Katillerin polis kontrol noktalarını da geçerek Ankara’nın göbeğine kadar gelişlerine seyirci kalanlar yargı önüne çıkmış değil. Önce Suruç, ardından Ankara Katliamlarıyla toplumsal muhalefete mesaj vermek ve siyasal ortamı militarize etmek isteyen şahıs, kurum ve odaklardan dava dosyasında bahis bile yok. Her katliamdan sonra yaptırdıkları seçim anketlerine bakıp el ovuşturanlar soruşturmanın kıyısında dahi bulunmuyor. O halde, durum umutsuz mu? Asla. Elbette, gerek Ankara gerekse Suruç Katliamlarının, Türkiye’nin siyasal tarihi ve gidişatı içinde gerekli tadilatlarla birlikte ancak 1 Mayıs Katliamı’yla karşılaştırılabilir bir bağlamı var. Bunlar radikal bir dönüşüm ve buna eşlik eden tarihsel bir yüzleşme olmaksızın kolayca ve salt ‘hukuki ve yargısal’ çerçevede aydınlatılamayacak katliamlardır.
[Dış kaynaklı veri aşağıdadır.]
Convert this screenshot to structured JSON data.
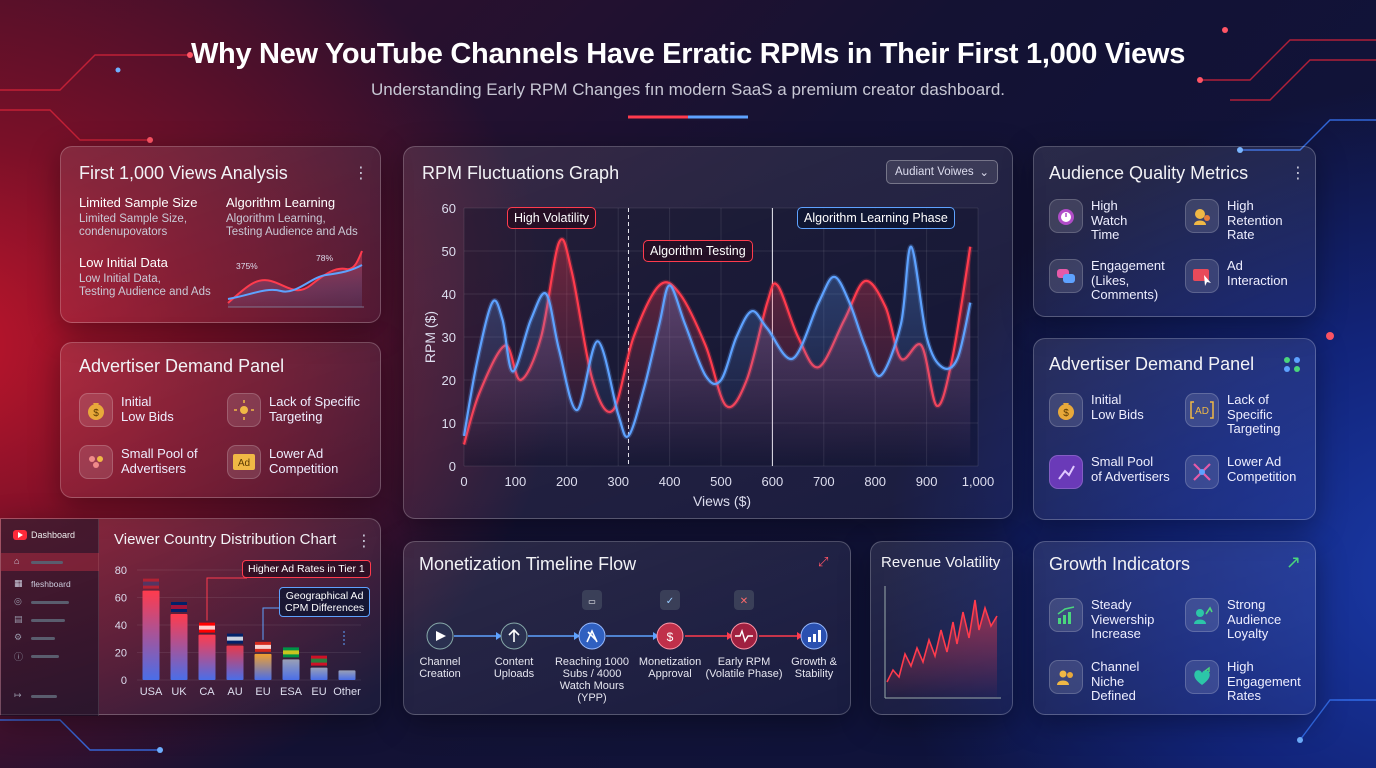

Mitinglere yönelik bombalı saldırı olacağı ihbarı alınmış olmasına rağmen, hiçbir uyarı yapılmayışı ihmal değil kasıttır. Miting öncesi emniyet ile yapılan toplantılarda risklerin tartışılması gerekirken, CHP ve HDP Genel Başkanlarının mitinge katılıp katılmayacağı ile ilgilenilmiştir. Miting günü alışık olduğumuz emniyet uygulamalarının hiçbirinin olmayışı ihmal değil kasıttır. Alanda patlamadan sonra yaralılara gaz sıkılması, ambulansların geciktirilmesi, alana sokulmayışı kasıttır. Olay yerinde delil arayışının yapılmaması, alanın yıkanması, delillerin yok edilmesi kasıttır. Yaşam hakkını korumak ile görevli olduğu varsayılan devlet, açık bir tehdit ortada iken, bu tehditten haberdar iken, her türlü istihbaratı almış iken hiçbir tedbir almamıştır. Ardından dosyaya gizlilik kararı konması, yayın yasağı getirilmesi olayın aydınlatılması yerine kapatılması için çaba sarf edilmesi ve daha neler neler. Ama hâlâ dur diyebiliriz. Hâlâ geçit yok diyebiliriz. Yeter ki beklenticilikten, savuştururuz kolaycılığından sıyrılalım.”

***

Biterken...

Bugün katliamın birinci yılı. Bizler yine orada olacağız. Boğazımızda düğümlenecek kelimeler... Öfke ile titreyecek yürekler, neşeli kahkahalar yerini derin acıya bırakacak. Bıçak yarası gibi silinmez bir iz kalacak bedenlerde. Dizlerimiz tutmaz olacak gövdemizi.

Ama doğrulacağız hemen. 7 Kasım'da başlayacak duruşmalara hazırlanacağız. Ailelerle, avukatlarla mitingi örgütleyen dört örgütle hummalı bir çalışmaya koyulacağız.

O gün alanda gördüklerimiz, sonrasında yaşananlar, yitirdiklerimizin gözleri hatırlatacak bize bir gazeteci olarak görevimizi. Gerçeğin tüm çıplaklığıyla ortaya çıkması için var gücümüzle çalışacağız. Katliamı yapanlarla, arkasındaki güçlerle ve onları koruyanlarla hesaplaşmak için yola çıkanların sesi olmaya devam edeceğiz. Unutmayacağız, unutturmayacağız!